A HYBRID NEURAL-NETWORK-BASED SELF-ORGANIZING CONTROLLER

This paper presents a novel and systematic approach to constructing a self-organizing and self-learning multivariable controller. The proposed controller is built on a hybrid neural network consisting of a variable-structure competitive network and a standard back-propagation neural network (BNN). We develop the corresponding self-organizing and learning algorithms. The controller shares certain features with traditional fuzzy controllers in terms of using error-based input forms and emphasizing the rule-based paradigms. However, knowledge representation and reasoning are here carried out by the network structure and computing, instead of logical inference. On the other hand, compared with ordinary BNN-based control paradigms the proposed controller possesses a distinctive characteristic; that is, while having the advantages of computational efficiency and trainable capability of the network paradigm, it maintains the clarity of the rule-based paradigm by self-organizing a rule-base, thereby providing an explicit explanation facility for the BNN network.
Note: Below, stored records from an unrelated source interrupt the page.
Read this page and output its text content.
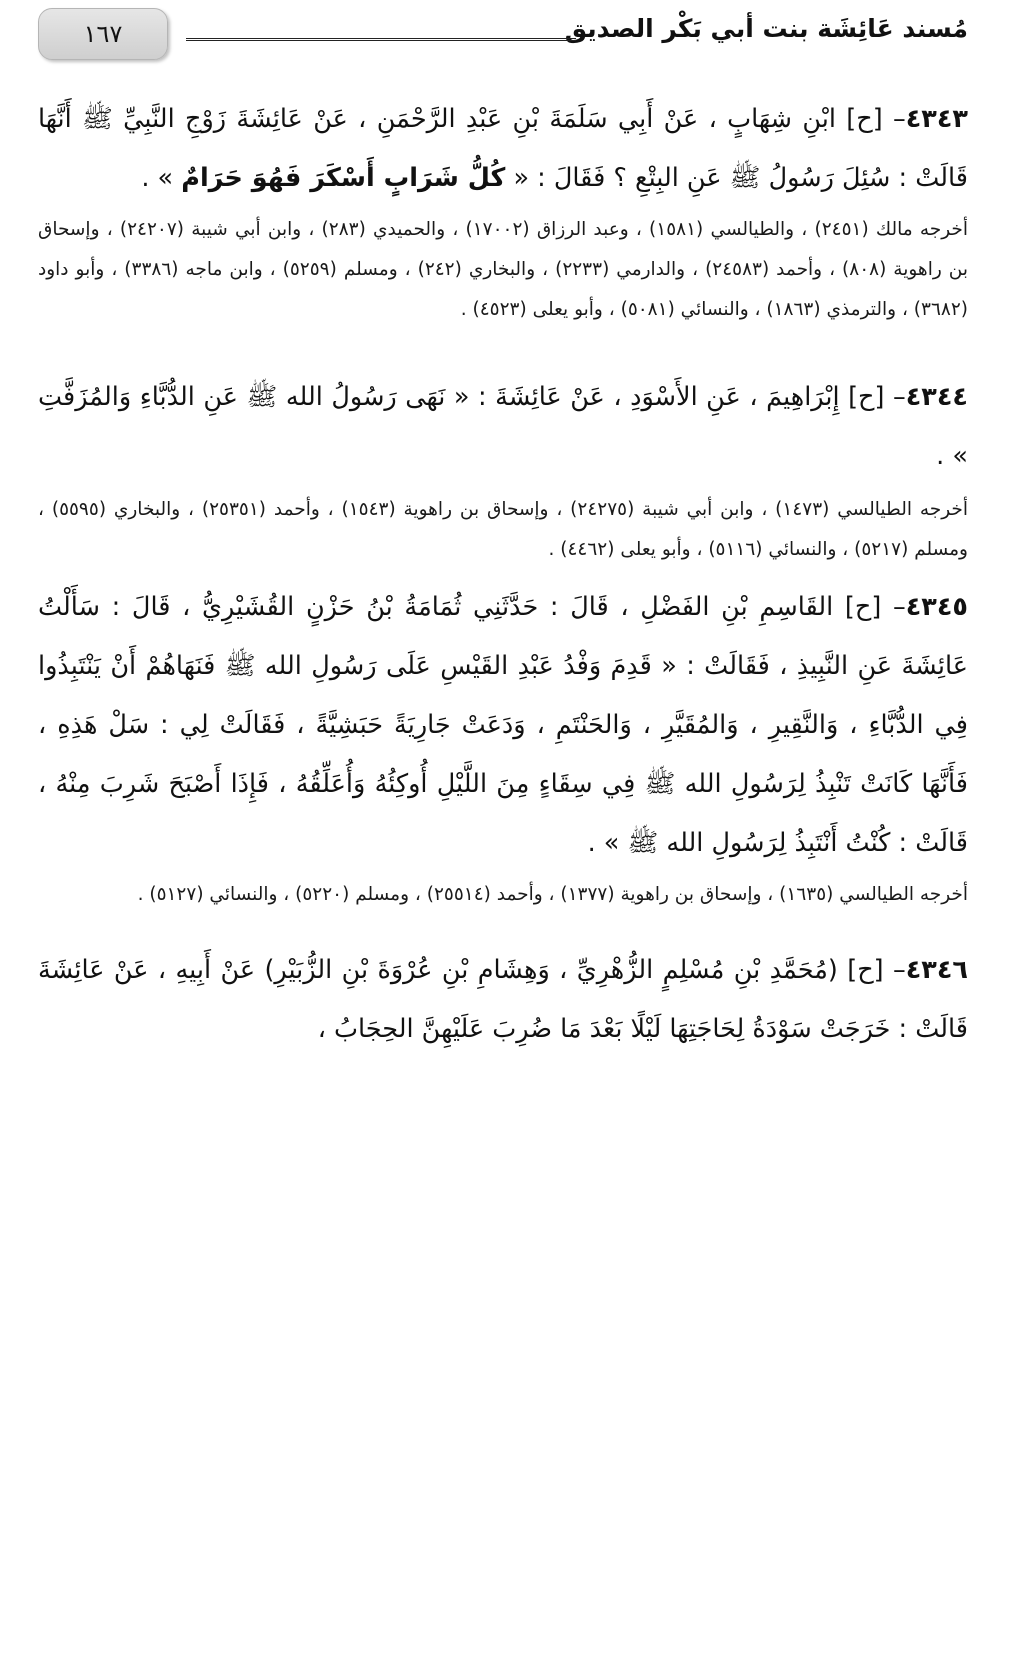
مُسند عَائِشَة بنت أبي بَكْر الصديق
١٦٧

٤٣٤٣– [ح] ابْنِ شِهَابٍ ، عَنْ أَبِي سَلَمَةَ بْنِ عَبْدِ الرَّحْمَنِ ، عَنْ عَائِشَةَ زَوْجِ النَّبِيِّ ﷺ أَنَّهَا قَالَتْ : سُئِلَ رَسُولُ ﷺ عَنِ البِتْعِ ؟ فَقَالَ : « كُلُّ شَرَابٍ أَسْكَرَ فَهُوَ حَرَامٌ » .

أخرجه مالك (٢٤٥١) ، والطيالسي (١٥٨١) ، وعبد الرزاق (١٧٠٠٢) ، والحميدي (٢٨٣) ، وابن أبي شيبة (٢٤٢٠٧) ، وإسحاق بن راهوية (٨٠٨) ، وأحمد (٢٤٥٨٣) ، والدارمي (٢٢٣٣) ، والبخاري (٢٤٢) ، ومسلم (٥٢٥٩) ، وابن ماجه (٣٣٨٦) ، وأبو داود (٣٦٨٢) ، والترمذي (١٨٦٣) ، والنسائي (٥٠٨١) ، وأبو يعلى (٤٥٢٣) .

٤٣٤٤– [ح] إِبْرَاهِيمَ ، عَنِ الأَسْوَدِ ، عَنْ عَائِشَةَ : « نَهَى رَسُولُ الله ﷺ عَنِ الدُّبَّاءِ وَالمُزَفَّتِ » .

أخرجه الطيالسي (١٤٧٣) ، وابن أبي شيبة (٢٤٢٧٥) ، وإسحاق بن راهوية (١٥٤٣) ، وأحمد (٢٥٣٥١) ، والبخاري (٥٥٩٥) ، ومسلم (٥٢١٧) ، والنسائي (٥١١٦) ، وأبو يعلى (٤٤٦٢) .

٤٣٤٥– [ح] القَاسِمِ بْنِ الفَضْلِ ، قَالَ : حَدَّثَنِي ثُمَامَةُ بْنُ حَزْنٍ القُشَيْرِيُّ ، قَالَ : سَأَلْتُ عَائِشَةَ عَنِ النَّبِيذِ ، فَقَالَتْ : « قَدِمَ وَفْدُ عَبْدِ القَيْسِ عَلَى رَسُولِ الله ﷺ فَنَهَاهُمْ أَنْ يَنْتَبِذُوا فِي الدُّبَّاءِ ، وَالنَّقِيرِ ، وَالمُقَيَّرِ ، وَالحَنْتَمِ ، وَدَعَتْ جَارِيَةً حَبَشِيَّةً ، فَقَالَتْ لِي : سَلْ هَذِهِ ، فَأَنَّهَا كَانَتْ تَنْبِذُ لِرَسُولِ الله ﷺ فِي سِقَاءٍ مِنَ اللَّيْلِ أُوكِئُهُ وَأُعَلِّقُهُ ، فَإِذَا أَصْبَحَ شَرِبَ مِنْهُ ، قَالَتْ : كُنْتُ أَنْتَبِذُ لِرَسُولِ الله ﷺ » .

أخرجه الطيالسي (١٦٣٥) ، وإسحاق بن راهوية (١٣٧٧) ، وأحمد (٢٥٥١٤) ، ومسلم (٥٢٢٠) ، والنسائي (٥١٢٧) .

٤٣٤٦– [ح] (مُحَمَّدِ بْنِ مُسْلِمٍ الزُّهْرِيِّ ، وَهِشَامِ بْنِ عُرْوَةَ بْنِ الزُّبَيْرِ) عَنْ أَبِيهِ ، عَنْ عَائِشَةَ قَالَتْ : خَرَجَتْ سَوْدَةُ لِحَاجَتِهَا لَيْلًا بَعْدَ مَا ضُرِبَ عَلَيْهِنَّ الحِجَابُ ،
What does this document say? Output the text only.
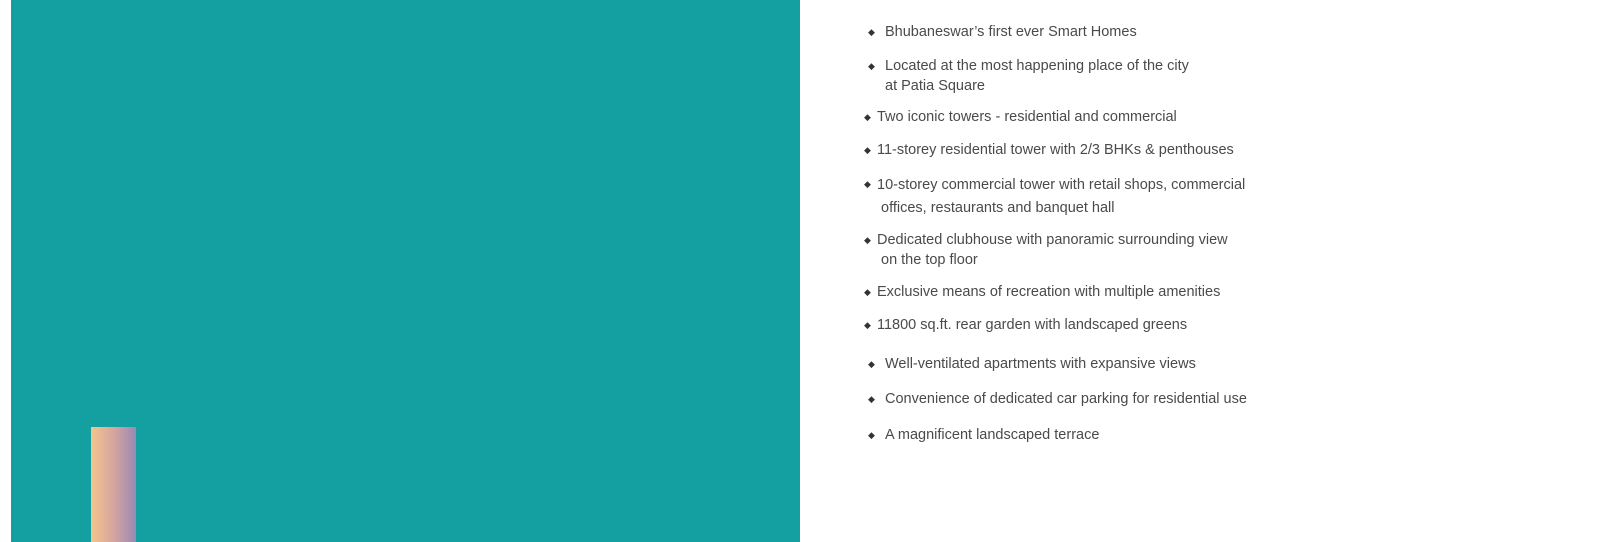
◆ Bhubaneswar’s first ever Smart Homes
◆ Located at the most happening place of the city
at Patia Square
◆ Two iconic towers - residential and commercial
◆ 11-storey residential tower with 2/3 BHKs & penthouses
◆ 10-storey commercial tower with retail shops, commercial
offices, restaurants and banquet hall
◆ Dedicated clubhouse with panoramic surrounding view
on the top floor
◆ Exclusive means of recreation with multiple amenities
◆ 11800 sq.ft. rear garden with landscaped greens
◆ Well-ventilated apartments with expansive views
◆ Convenience of dedicated car parking for residential use
◆ A magnificent landscaped terrace
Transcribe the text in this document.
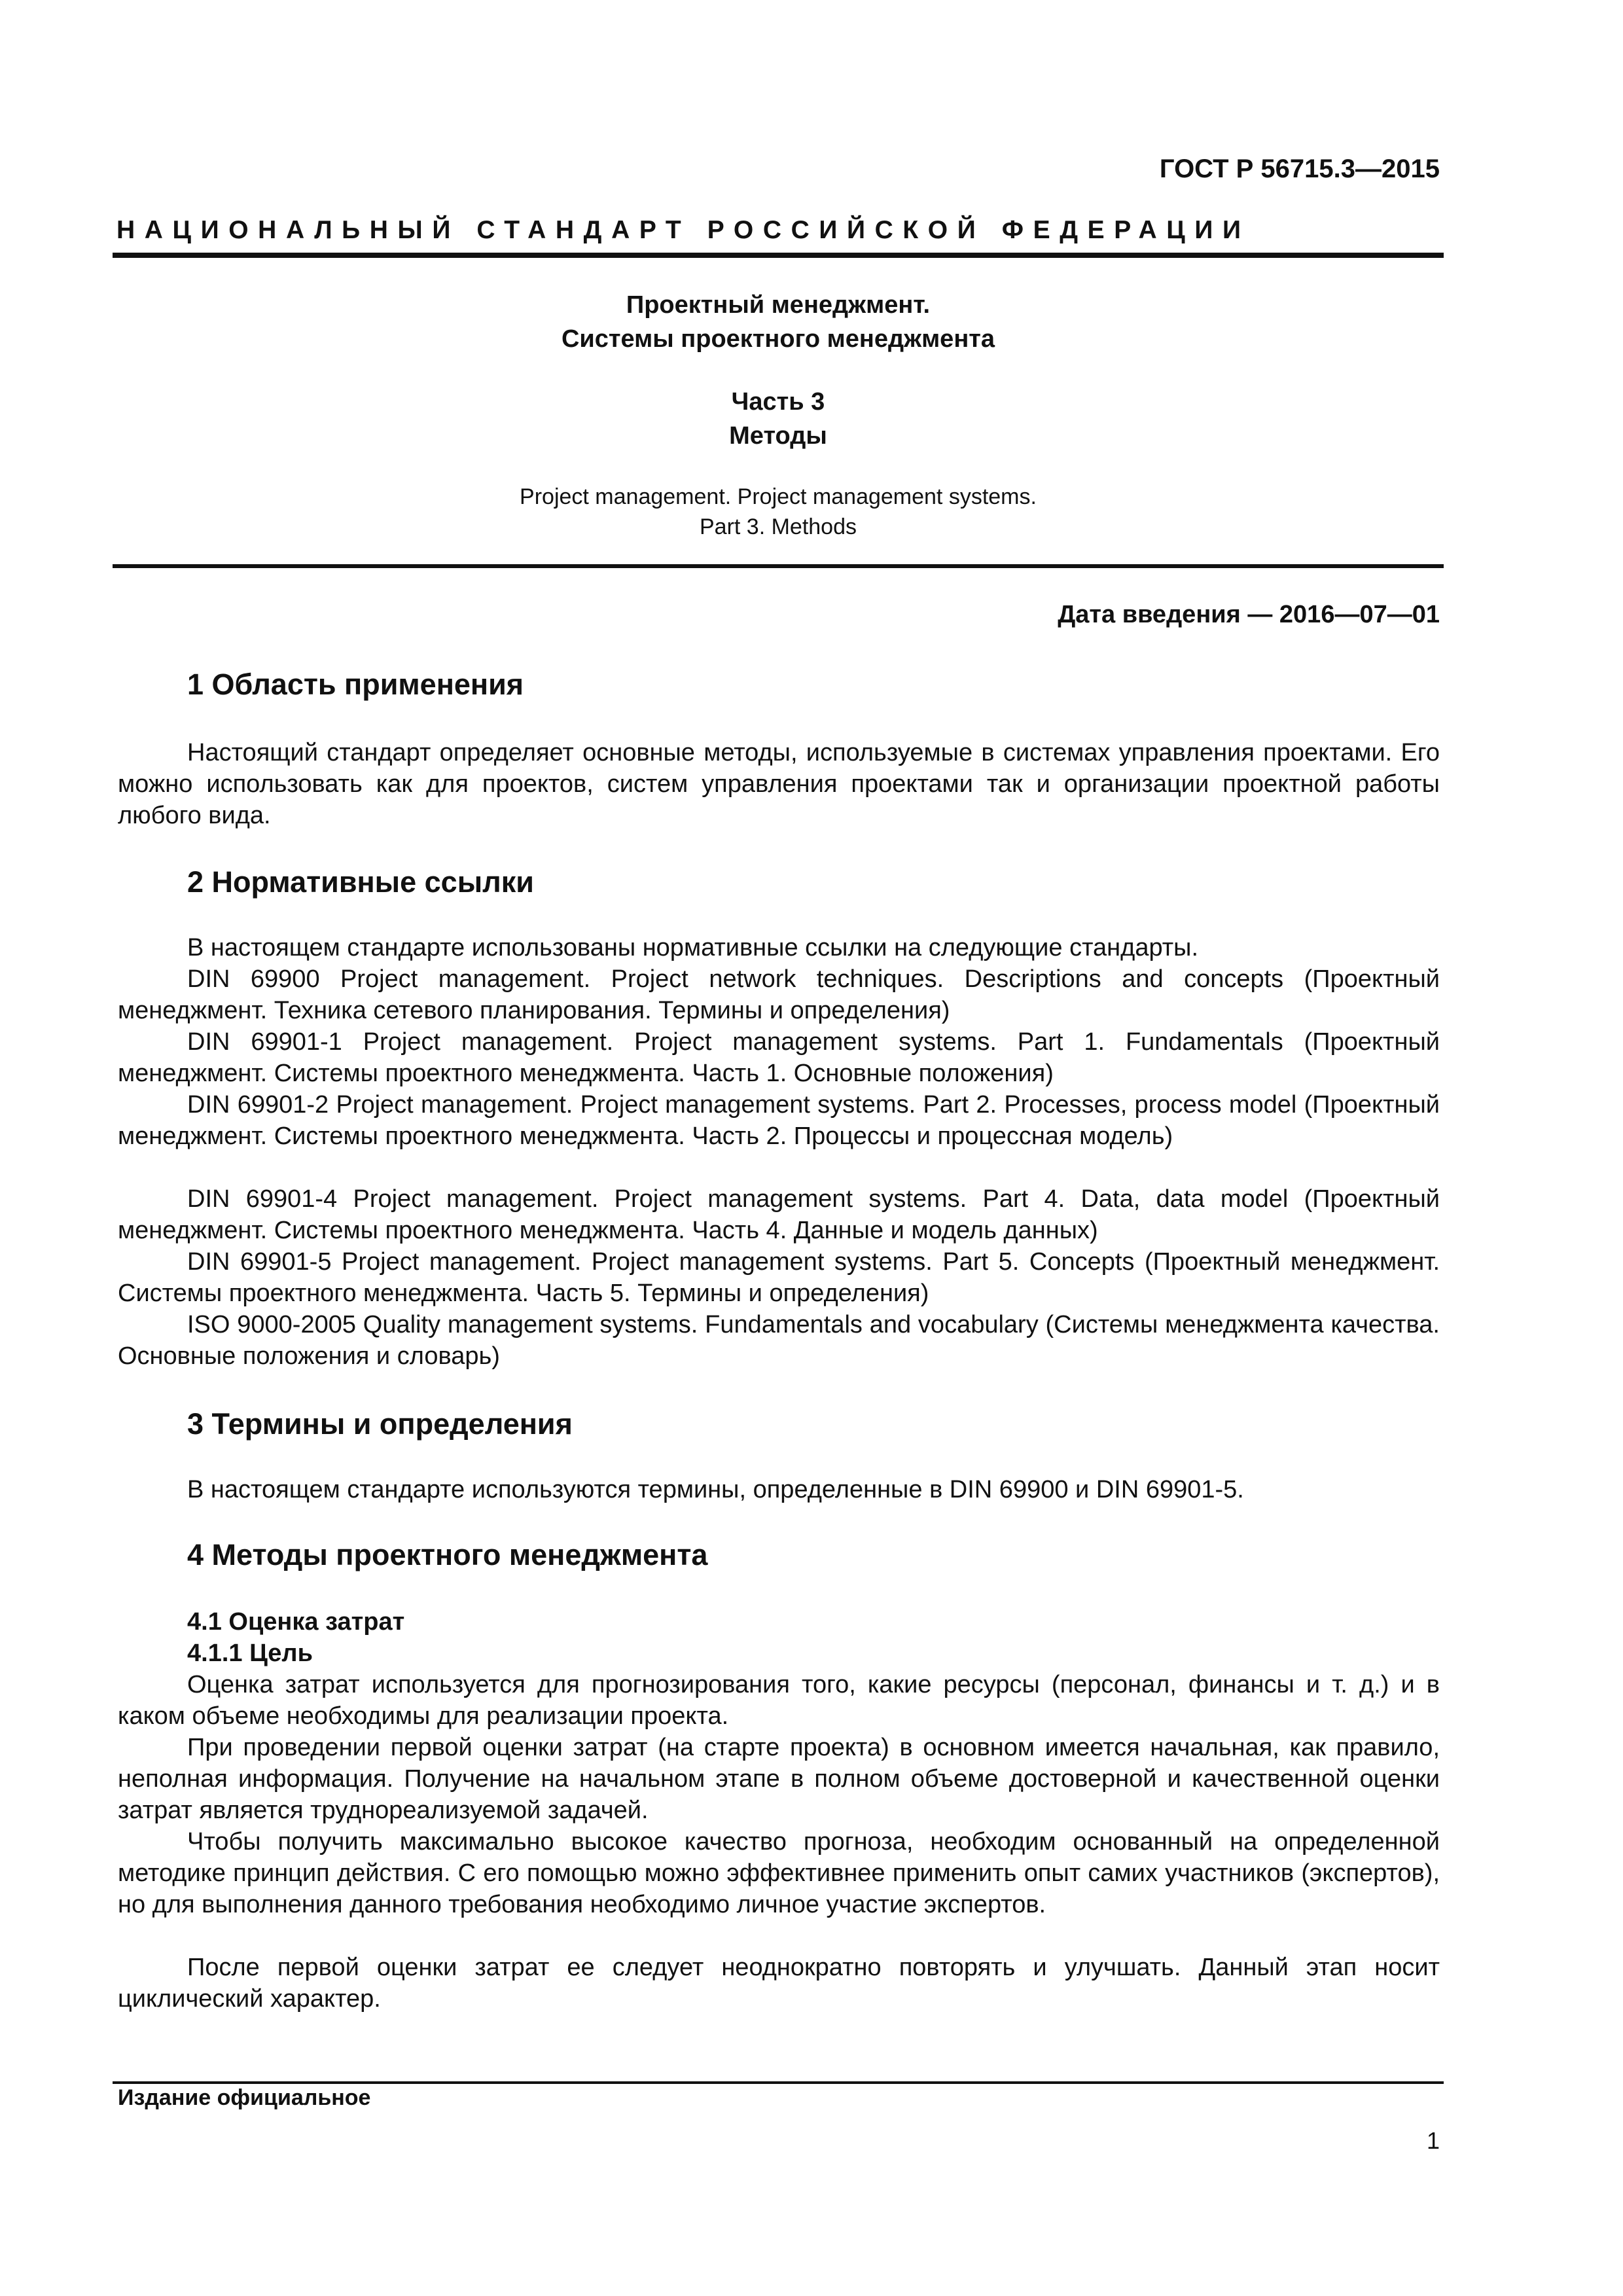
ГОСТ Р 56715.3—2015
НАЦИОНАЛЬНЫЙ СТАНДАРТ РОССИЙСКОЙ ФЕДЕРАЦИИ
Проектный менеджмент.
Системы проектного менеджмента
Часть 3
Методы
Project management. Project management systems.
Part 3. Methods
Дата введения — 2016—07—01
1 Область применения

Настоящий стандарт определяет основные методы, используемые в системах управления проектами. Его можно использовать как для проектов, систем управления проектами так и организации проектной работы любого вида.

2 Нормативные ссылки

В настоящем стандарте использованы нормативные ссылки на следующие стандарты.

DIN 69900 Project management. Project network techniques. Descriptions and concepts (Проектный менеджмент. Техника сетевого планирования. Термины и определения)

DIN 69901-1 Project management. Project management systems. Part 1. Fundamentals (Проектный менеджмент. Системы проектного менеджмента. Часть 1. Основные положения)

DIN 69901-2 Project management. Project management systems. Part 2. Processes, process model (Проектный менеджмент. Системы проектного менеджмента. Часть 2. Процессы и процессная модель)

DIN 69901-4 Project management. Project management systems. Part 4. Data, data model (Проектный менеджмент. Системы проектного менеджмента. Часть 4. Данные и модель данных)

DIN 69901-5 Project management. Project management systems. Part 5. Concepts (Проектный менеджмент. Системы проектного менеджмента. Часть 5. Термины и определения)

ISO 9000-2005 Quality management systems. Fundamentals and vocabulary (Системы менеджмента качества. Основные положения и словарь)

3 Термины и определения

В настоящем стандарте используются термины, определенные в DIN 69900 и DIN 69901-5.

4 Методы проектного менеджмента
4.1 Оценка затрат
4.1.1 Цель

Оценка затрат используется для прогнозирования того, какие ресурсы (персонал, финансы и т. д.) и в каком объеме необходимы для реализации проекта.

При проведении первой оценки затрат (на старте проекта) в основном имеется начальная, как правило, неполная информация. Получение на начальном этапе в полном объеме достоверной и качественной оценки затрат является труднореализуемой задачей.

Чтобы получить максимально высокое качество прогноза, необходим основанный на определенной методике принцип действия. С его помощью можно эффективнее применить опыт самих участников (экспертов), но для выполнения данного требования необходимо личное участие экспертов.

После первой оценки затрат ее следует неоднократно повторять и улучшать. Данный этап носит циклический характер.

Издание официальное
1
In addition, the on-line extracted rule-base may be used as a basis for algorithm-based fuzzy controllers. Extensive simulation studies on the problem of multivariable blood pressure control not only demonstrates the feasibility and efficiency of the proposed system, but also offers same insights into better understanding of many aspects of the system, particularly in those aspects such as the adaptive ability and learning convergence property with respect to a wide range of situations subject to different net parameters and controlled environments.